The label continuous body in the label raw fabric prepared in the preparation step is provided on the surface of the base sheet, and includes a plurality of upper base materials arranged at intervals in the one direction, and the base sheet. and an overcoat layer provided on the surface of each upper substrate of the plurality of upper substrates,
3. The method of manufacturing a labeled article according to claim 1, wherein a blocking value when feeding said continuous label from said raw label fabric in said feeding step is 1.0 N/15 mm or less.
each label in the label stock prepared in the preparation step contains an energy absorber that absorbs light energy;
4. The method of manufacturing a labeled article according to claim 1, wherein in said activation step, said adhesive layer is activated by irradiating said label with said light energy.
Each label in the label stock prepared in the preparation step further includes an activation promoting layer that contains the energy absorbing agent and absorbs the light energy to promote activation of the adhesive layer. Item 5. A method for manufacturing the labeled article according to item 4.

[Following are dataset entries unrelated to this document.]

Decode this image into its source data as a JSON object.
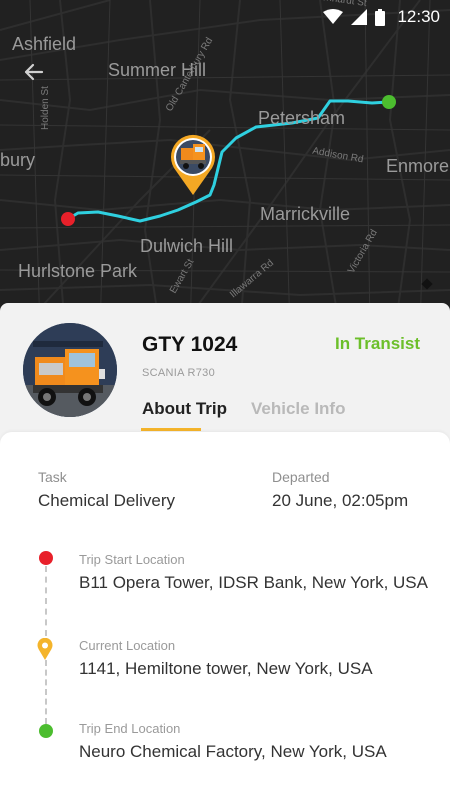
{
  "status_bar": {
    "time": "12:30"
  },
  "map": {
    "labels": {
      "top_street": "Leichhardt St",
      "ashfield": "Ashfield",
      "summer_hill": "Summer Hill",
      "old_canterbury": "Old Canterbury Rd",
      "holden": "Holden St",
      "petersham": "Petersham",
      "bury": "bury",
      "addison": "Addison Rd",
      "enmore": "Enmore",
      "marrickville": "Marrickville",
      "dulwich_hill": "Dulwich Hill",
      "hurlstone_park": "Hurlstone Park",
      "ewart": "Ewart St",
      "victoria": "Victoria Rd",
      "illawarra": "Illawarra Rd",
      "canterbury": "Canterbury Rd"
    },
    "route": {
      "start_color": "#e8202a",
      "end_color": "#4cbd2f",
      "line_color": "#2fd0e0"
    }
  },
  "vehicle": {
    "plate": "GTY 1024",
    "model": "SCANIA R730",
    "status": "In Transist",
    "status_color": "#6cbf2a"
  },
  "tabs": [
    {
      "label": "About Trip",
      "active": true
    },
    {
      "label": "Vehicle Info",
      "active": false
    }
  ],
  "trip": {
    "task_label": "Task",
    "task_value": "Chemical Delivery",
    "departed_label": "Departed",
    "departed_value": "20 June, 02:05pm",
    "stops": [
      {
        "label": "Trip Start Location",
        "value": "B11 Opera Tower, IDSR Bank, New York, USA",
        "color": "#e8202a"
      },
      {
        "label": "Current Location",
        "value": "1141, Hemiltone tower, New York, USA",
        "color": "#f4b42b"
      },
      {
        "label": "Trip End Location",
        "value": "Neuro Chemical Factory, New York, USA",
        "color": "#4cbd2f"
      }
    ]
  }
}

The method for manufacturing a labeled article according to claim 5, wherein the activation promoting layer is provided on the surface of the base sheet or between the base sheet and the adhesive layer.
A label material formed by winding a continuous linerless label into a roll,
The label continuum is
a base sheet having a shape extending in one direction;
and an adhesive layer provided on the back surface of the base sheet,
The sticking force of the adhesive layer was determined by a special ball tack test before the adhesive layer was activated. 4 or less, and immediately after the activation of the adhesive layer, the ball No. 4 in the special ball tack test. 6 or more, and 5 seconds after the activation of the adhesive layer, the ball No. 6 in the special ball tack test. 5 or more, label stock.
The label continuum is
a plurality of upper base materials provided on the surface of the base sheet and arranged at intervals in the one direction;
Further comprising an overcoat layer provided on the surface of the base sheet and the surface of each of the plurality of upper bases,
The blank label fabric according to claim 7, wherein a blocking value when feeding the continuous label fabric from the blank label fabric is 1.0 N/15 mm or less.
The label continuum further comprises an activation promoting layer that contains a light energy absorber and absorbs the light energy to promote activation of the adhesive layer,
9. The blank label sheet according to claim 7, wherein said adhesive layer is made of a material activated by being irradiated with said light energy.
a lower base material;
an adhesive layer provided on the back surface of the lower base material;
an upper base material provided on the surface of the lower base material and having an outer shape smaller than that of the lower base material;
The sticking force of the adhesive layer was determined by a special ball tack test before the adhesive layer was activated. 4 or less, and immediately after the activation of the adhesive layer, the ball No. 4 in the special ball tack test. 6 or more, and 5 seconds after the activation of the adhesive layer, the ball No. 6 in the special ball tack test. A label that is 5 or greater.